At Arima Onsen, there are two types of springs with different healing properties. The golden spring has a high salt content, meant to help with body aches and pains, but the silver springs are believed to increase immunity. After a day of exploring Kobe, there’s no better way to relax than with a restorative trip to the springs.
When you’re craving baked goods, whether they’re sweet or salty, top-rated Isuzu Bakery is a great choice. Sweet brioche or doughnuts with savory fillings are must-try items here.
Cafe De Beau
While you’re relaxing in the hot springs of Arima Onsen, stop in Cafe De Beau for black tea or coffee and signature sweet rolls. It’ll be a much-needed sugar boost after a tranquil afternoon enjoying the restorative springs.
For a nice dinner where Kobe beef is the standout dish, try Kōbe Plaisir. They serve plenty of vegetables in addition to expertly prepared Kobe beef, and there are a variety of beef dishes for you to try while you’re there, like shabu-shabu, which are thinly sliced pieces of beef served in a hot pot with vegetables.
If you’re craving a burger, you’ll be intrigued by Wanto Burger, which uses Wagyu or Kobe beef. This unpretentious spot offers an interesting spin on the traditional cheeseburger and is great for a quick bite to eat.
The harbor city of Kobe has played a crucial role in global trade and commerce since the 13th century, serving as one of Japan’s gateways to trade with China and many other parts of the world. An earthquake devastated part of the city in 1995, and today the locals of Kobe have created memorials honoring what was lost. Each December, the city holds an event called the “Luminarie” to pay tribute to Kobe’s past. The bright lights pay respects to each person who was lost in the tragedy. Since then, the city has continued to recover, and is home to beautiful Japanese gardens, scenic trails, and its signature Kobe beef. Kobe is a cultural hub and even holds its own fashion week and jazz festivals every October.
After you leave the port, there are a few options available to you. Hop on the free shuttle into the center of Kobe, hail a taxi for independent exploring, or check out the metro, which is conveniently located right beyond the cruise terminal. Take advantage of the terminal’s free wifi for a quick break or get started on your sightseeing. After all, the Kobe City Museum is just a few minutes’ walk away.
Kobe is one of Japan’s more walkable cities, so getting by on foot isn’t impossible like it would be in a more secluded Japanese town like Kochi. In Kobe, green tour buses loop around the city’s biggest sights. Taxis are available from the cruise terminal, and there’s also a complimentary shuttle bus from the port into the center of town.
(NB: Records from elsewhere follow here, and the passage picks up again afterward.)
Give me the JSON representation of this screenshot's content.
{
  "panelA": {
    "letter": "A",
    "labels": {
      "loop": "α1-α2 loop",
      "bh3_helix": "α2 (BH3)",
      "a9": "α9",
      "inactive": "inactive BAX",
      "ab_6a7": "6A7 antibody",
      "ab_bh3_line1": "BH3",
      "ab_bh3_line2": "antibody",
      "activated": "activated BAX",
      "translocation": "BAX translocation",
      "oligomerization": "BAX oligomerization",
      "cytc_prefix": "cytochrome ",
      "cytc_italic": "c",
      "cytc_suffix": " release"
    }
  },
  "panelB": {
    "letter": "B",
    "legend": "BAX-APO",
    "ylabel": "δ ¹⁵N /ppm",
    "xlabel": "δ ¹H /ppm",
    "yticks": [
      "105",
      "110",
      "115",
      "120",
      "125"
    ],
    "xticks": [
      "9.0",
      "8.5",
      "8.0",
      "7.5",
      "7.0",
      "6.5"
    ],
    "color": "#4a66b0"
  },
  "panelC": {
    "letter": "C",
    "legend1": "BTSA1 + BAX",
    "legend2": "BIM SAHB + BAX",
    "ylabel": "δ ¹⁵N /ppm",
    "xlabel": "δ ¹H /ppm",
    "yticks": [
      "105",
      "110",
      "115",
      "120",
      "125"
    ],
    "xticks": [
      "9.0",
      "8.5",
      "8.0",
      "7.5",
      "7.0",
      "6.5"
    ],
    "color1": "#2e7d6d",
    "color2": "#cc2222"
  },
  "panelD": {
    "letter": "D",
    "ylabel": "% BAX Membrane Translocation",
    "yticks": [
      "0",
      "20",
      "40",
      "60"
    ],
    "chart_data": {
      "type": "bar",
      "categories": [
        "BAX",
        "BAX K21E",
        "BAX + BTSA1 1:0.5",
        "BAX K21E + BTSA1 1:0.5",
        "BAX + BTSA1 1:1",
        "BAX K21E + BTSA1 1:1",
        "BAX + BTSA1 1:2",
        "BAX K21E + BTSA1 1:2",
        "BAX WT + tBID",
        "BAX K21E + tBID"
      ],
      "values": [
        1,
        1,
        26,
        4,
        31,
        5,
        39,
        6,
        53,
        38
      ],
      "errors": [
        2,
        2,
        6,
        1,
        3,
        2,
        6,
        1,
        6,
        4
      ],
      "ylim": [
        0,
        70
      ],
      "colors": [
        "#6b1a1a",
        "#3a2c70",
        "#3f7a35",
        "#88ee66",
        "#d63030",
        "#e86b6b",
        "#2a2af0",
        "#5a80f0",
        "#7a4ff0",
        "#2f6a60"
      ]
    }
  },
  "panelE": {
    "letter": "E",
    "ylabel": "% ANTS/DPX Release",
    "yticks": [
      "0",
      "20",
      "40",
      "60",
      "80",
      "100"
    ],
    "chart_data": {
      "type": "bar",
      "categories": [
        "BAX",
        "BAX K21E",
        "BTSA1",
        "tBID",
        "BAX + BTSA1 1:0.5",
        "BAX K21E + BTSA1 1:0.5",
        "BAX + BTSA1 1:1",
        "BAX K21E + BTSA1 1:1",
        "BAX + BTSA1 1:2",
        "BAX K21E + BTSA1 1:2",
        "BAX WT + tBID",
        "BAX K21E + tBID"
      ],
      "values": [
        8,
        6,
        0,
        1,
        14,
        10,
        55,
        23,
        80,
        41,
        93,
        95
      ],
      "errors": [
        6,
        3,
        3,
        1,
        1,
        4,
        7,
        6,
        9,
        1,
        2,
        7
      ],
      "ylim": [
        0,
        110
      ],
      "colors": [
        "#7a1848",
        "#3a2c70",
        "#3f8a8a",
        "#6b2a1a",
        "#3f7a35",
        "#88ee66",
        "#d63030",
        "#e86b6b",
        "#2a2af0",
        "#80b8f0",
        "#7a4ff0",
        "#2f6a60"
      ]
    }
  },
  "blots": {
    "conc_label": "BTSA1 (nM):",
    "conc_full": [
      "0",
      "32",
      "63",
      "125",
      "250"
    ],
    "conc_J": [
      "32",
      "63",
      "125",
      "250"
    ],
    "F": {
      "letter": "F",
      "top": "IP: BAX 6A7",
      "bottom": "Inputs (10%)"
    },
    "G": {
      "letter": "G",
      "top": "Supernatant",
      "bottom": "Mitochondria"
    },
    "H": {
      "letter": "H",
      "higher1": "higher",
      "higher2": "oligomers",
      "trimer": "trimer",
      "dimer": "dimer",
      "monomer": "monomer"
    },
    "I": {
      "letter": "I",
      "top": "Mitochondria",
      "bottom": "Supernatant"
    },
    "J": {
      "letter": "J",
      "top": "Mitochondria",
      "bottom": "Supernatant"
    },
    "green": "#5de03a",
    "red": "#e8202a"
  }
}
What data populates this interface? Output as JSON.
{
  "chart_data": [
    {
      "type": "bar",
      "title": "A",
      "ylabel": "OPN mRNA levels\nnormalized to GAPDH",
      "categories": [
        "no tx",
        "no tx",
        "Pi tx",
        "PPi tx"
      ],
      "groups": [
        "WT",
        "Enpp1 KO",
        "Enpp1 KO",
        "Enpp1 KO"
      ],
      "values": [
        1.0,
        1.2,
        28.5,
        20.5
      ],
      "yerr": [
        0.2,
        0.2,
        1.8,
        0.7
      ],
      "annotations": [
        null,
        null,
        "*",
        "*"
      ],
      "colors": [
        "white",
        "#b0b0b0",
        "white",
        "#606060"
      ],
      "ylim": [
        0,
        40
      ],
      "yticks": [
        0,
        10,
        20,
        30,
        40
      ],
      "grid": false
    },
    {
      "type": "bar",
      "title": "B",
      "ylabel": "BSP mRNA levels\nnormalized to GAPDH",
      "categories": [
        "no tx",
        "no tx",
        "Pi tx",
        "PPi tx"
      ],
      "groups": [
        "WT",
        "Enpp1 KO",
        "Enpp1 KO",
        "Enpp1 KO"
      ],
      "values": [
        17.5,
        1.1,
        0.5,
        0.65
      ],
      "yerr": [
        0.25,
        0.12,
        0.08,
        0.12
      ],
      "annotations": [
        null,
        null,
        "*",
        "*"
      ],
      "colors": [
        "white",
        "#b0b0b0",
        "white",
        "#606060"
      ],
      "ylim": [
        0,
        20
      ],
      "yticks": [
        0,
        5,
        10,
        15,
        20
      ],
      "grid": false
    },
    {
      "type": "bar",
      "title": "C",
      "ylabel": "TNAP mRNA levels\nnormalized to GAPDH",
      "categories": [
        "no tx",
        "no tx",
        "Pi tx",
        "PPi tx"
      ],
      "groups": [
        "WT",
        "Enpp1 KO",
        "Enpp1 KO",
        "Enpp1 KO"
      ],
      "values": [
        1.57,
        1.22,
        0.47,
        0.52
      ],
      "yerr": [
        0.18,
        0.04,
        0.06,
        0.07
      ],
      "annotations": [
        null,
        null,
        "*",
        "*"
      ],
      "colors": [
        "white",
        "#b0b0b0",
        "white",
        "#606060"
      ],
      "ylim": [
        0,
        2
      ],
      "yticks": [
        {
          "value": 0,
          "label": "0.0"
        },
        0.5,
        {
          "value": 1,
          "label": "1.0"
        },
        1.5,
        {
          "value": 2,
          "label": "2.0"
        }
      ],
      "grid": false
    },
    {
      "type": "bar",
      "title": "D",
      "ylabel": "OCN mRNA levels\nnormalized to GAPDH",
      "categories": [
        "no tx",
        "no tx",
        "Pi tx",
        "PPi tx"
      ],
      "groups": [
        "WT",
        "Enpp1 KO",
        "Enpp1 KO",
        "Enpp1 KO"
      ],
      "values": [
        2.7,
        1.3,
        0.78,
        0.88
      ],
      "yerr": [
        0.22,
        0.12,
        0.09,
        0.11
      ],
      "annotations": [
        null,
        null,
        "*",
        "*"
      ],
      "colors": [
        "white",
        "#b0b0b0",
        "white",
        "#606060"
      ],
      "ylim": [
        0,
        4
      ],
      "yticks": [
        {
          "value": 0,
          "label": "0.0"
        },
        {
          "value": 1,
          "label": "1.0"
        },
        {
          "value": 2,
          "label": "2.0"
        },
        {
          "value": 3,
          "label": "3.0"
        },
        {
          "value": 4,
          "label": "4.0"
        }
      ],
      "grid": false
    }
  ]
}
The main drag of shopping in the city, a covered market of shops and boutiques called Motomachi Shopping Street, is only a 15-minute walk from the Kobe cruise port. There are over 100 shops and restaurants along Motomachi, which is also close to Kobe’s Chinatown. This is one of the oldest, most enduring parts of Kobe and makes a great place to stroll, window shop, and relax with tea or coffee.
Tipping isn’t the norm in Japan. In fact, sometimes tipping can be considered rude. If you do experience exceptional service, you can ask your guide or service professional if it is all right to give them a tip in an envelope, but it’s generally not necessary while on a cruise to Kobe, Japan. The official currency of Japan is the yen.